Un cœur simple


La douceur du milieu avait fondu sa tristesse

Félicité habitait rue Flaubert une petite maison qui jouxtait le grand champ d’un homme plein de piété nommé Déodat venu se retirer là tout près dans une cabane de pierre sèche pour y vivre en ermite. Attirée par la même vie contemplative que l’homme de l’oustalet, la vieille femme se tenait au milieu du champ tout le long du jour sur un fauteuil de camping. Qu’il gèle ou qu’il brûle, fidèle jusqu’au bout à son idéal de solitude, elle avait choisi le désert ou ce qui lui paraissait tel suite aux coups de froid et aux insolations dont elle était inévitablement frappée. En toute saison elle portait des bas d’éternelle mariée, une robe-tablier de coton rayé, une grosse veste de laine tricotée à la main et surtout sur ses genoux le grand livre.


Elle avait peine à imaginer sa personne

Félicité avait eu, comme une autre, son histoire d’amour. Un soir, devant la porte d’entrée de sa maison, un homme dépenaillé gisait tout de son long sur le dos au milieu de l’asphalte.

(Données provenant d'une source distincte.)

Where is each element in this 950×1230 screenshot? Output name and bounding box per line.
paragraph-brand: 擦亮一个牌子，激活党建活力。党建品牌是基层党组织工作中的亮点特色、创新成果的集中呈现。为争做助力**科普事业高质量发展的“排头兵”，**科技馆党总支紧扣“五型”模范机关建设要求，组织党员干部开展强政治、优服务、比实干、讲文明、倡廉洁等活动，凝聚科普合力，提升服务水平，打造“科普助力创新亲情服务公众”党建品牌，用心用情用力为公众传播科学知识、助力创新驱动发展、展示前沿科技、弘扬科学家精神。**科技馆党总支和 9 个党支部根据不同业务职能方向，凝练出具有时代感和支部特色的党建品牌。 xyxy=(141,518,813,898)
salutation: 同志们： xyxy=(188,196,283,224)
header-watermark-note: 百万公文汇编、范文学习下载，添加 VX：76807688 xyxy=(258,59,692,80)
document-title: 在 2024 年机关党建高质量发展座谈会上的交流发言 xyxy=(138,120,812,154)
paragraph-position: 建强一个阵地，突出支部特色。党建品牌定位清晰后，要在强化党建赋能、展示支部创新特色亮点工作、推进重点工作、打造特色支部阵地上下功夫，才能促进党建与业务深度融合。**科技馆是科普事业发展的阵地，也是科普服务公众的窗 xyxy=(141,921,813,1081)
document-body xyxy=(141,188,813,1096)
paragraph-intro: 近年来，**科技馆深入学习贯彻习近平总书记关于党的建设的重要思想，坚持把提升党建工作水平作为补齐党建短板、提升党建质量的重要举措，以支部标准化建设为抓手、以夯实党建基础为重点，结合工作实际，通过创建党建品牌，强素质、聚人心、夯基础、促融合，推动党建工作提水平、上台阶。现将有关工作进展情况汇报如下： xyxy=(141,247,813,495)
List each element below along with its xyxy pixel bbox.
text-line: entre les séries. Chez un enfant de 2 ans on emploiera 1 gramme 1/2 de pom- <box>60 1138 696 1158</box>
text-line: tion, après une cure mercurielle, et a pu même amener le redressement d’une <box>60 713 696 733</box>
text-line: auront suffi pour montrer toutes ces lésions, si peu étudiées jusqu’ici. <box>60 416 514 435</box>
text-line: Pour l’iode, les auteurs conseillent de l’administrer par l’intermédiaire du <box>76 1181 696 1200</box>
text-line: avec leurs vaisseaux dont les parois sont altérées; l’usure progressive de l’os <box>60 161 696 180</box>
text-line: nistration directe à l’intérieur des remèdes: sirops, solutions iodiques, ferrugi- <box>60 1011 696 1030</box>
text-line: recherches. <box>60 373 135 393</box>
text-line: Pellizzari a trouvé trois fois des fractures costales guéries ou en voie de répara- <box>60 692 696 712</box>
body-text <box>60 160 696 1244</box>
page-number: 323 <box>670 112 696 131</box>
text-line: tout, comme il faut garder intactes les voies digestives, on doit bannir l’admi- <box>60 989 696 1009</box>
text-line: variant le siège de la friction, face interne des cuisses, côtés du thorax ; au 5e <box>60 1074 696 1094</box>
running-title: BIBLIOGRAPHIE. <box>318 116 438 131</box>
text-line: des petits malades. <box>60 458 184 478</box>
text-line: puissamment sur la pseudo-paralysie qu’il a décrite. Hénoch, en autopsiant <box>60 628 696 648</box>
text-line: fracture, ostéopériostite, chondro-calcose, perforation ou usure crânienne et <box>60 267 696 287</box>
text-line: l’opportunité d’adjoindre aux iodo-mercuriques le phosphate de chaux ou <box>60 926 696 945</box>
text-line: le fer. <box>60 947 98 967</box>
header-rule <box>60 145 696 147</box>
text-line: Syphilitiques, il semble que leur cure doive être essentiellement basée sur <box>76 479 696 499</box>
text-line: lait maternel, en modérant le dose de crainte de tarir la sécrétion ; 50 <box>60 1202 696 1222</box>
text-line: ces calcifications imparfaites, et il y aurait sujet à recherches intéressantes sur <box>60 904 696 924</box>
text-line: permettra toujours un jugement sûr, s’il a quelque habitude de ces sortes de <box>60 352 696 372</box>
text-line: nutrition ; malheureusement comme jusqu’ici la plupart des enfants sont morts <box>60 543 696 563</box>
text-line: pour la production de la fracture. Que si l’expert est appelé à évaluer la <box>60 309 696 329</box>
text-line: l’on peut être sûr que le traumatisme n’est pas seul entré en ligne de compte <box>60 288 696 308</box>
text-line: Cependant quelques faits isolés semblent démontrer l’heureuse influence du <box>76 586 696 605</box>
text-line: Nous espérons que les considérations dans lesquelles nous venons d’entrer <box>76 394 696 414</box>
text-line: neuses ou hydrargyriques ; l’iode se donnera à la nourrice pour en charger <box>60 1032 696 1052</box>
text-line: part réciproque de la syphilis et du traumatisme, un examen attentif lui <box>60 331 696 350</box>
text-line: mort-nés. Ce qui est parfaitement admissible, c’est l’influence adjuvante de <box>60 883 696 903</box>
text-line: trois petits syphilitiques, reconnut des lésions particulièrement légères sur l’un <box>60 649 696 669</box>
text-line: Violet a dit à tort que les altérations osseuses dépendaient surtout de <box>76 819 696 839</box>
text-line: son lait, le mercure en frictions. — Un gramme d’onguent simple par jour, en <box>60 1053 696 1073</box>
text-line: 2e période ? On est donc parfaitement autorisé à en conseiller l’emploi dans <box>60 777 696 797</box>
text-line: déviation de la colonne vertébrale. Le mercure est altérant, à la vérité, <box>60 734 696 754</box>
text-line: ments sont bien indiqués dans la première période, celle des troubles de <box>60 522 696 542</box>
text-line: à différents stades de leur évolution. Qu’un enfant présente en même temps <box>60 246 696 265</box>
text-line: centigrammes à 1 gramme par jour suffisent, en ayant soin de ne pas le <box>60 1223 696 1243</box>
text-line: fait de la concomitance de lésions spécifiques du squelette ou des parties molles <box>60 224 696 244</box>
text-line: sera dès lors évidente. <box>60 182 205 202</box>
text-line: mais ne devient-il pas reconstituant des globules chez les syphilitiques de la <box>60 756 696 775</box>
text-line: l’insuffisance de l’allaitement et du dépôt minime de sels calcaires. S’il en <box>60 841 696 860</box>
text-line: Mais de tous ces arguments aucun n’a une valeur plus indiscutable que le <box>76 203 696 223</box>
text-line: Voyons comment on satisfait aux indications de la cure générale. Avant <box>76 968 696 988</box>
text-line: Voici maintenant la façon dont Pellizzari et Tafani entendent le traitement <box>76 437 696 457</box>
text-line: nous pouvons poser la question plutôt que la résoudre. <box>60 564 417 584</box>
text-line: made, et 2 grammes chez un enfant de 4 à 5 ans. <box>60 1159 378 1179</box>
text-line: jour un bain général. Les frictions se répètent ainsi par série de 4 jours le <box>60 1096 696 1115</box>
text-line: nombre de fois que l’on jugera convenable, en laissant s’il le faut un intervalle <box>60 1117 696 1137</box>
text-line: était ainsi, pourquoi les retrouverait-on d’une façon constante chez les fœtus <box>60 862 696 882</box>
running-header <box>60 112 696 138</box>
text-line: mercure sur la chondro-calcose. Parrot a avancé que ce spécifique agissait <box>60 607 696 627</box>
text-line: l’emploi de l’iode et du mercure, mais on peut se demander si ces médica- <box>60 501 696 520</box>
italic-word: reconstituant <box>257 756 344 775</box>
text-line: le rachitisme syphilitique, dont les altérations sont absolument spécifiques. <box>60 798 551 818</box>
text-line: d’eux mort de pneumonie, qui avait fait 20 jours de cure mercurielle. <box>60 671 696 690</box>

La plasticité scripturale du bitume enregistrant l’empreinte de la vie ordinaire, et parfois inattendue, fascine les artistes depuis Niepce qui fixa avec la matière glutineuse molle ou dure selon la température ambiante les premières photographies jusqu’ à Thirty-Four Parking Lots in Los Angeles de Edward Ruscha en passant par les Macadam & Cie, Hautes Pâtes, et autres Texturologies de Jean Dubuffet. Bien visible sur ce fond noirâtre le pied droit nu du va-nu-pieds a la particularité d’être marqué d’un signe circulaire inscrit à même la peau de l’apophyse inférieure interne du tibia. Le gendarme de service reconnait dans cette inscription la trace d’un sévice pratiqué sur les prisonniers indociles de la colonie pénitentiaire voisine. Une telle vision développe la bonté du cœur d’une telle femme. Elle pleure toute la nuit, elle perd le sommeil, suivant son mot elle est “minée”.


La cour est en pente, la maison dans le milieu

Le ciel, au loin, apparaît comme un fond parfaitement blanc. Quelquefois, le soleil entrant par la fenêtre toujours ouverte de la chambre de Félicité frappe quelque chose à l’intérieur et fait jaillir un grand rayon lumineux qui la met en extase. À force de regarder longuement dans le noir profond de l’ouverture, il est possible d’entendre une voix très douce et innocente demander « tu es bien ? ». La question ingénue est troublante comme une incitation à faire selon son désir. Tous les verbes d’action en sont secrètement affectés et tous les mots débordent de leurs sens. “Faire” a la divine hardiesse de proclamer l’amour, “simple” met la joie dans la profondeur d’un cœur : Félicité excuse tout, Félicité croit tout, Félicité espère tout, Félicité supporte tout, Félicité ne passe jamais.


Elle la trouva morte au milieu de son champ

La genette habitait la forêt de l’ermite nommé Déodat et avait l’habitude de se faufiler chaque jour jusqu’aux pieds de Félicité. Avec sa queue presque aussi longue que son corps et les rangées de taches noires striant son pelage jaune, la bienheureuse reconnaissait de loin le petit mammifère ennemi des souris et des rats et l’attirait vers elle en l’appelant par le joli petit nom de Loulou. La genette occupait toutes les tendres pensées de la femme aux bas blancs ; de plus elles avaient ensemble de mystérieux dialogues. Un matin du terrible hiver 1956, la bête mourut de froid au milieu des herbages. Elle eut du mal à s’en remettre, ou plutôt ne s’en remit jamais. Elle la fit empailler. Au moyen d’une planchette, Loulou fut établie comme une madone sur une branche de laurier. Après la mort de la sainte femme, c’est ainsi que Simon a photographié Genetta Genetta. Il m’a même dit qu’au moment de son dernier souffle Félicité crut voir dans une mandorle des cieux l’assomption d’une évanescente genette.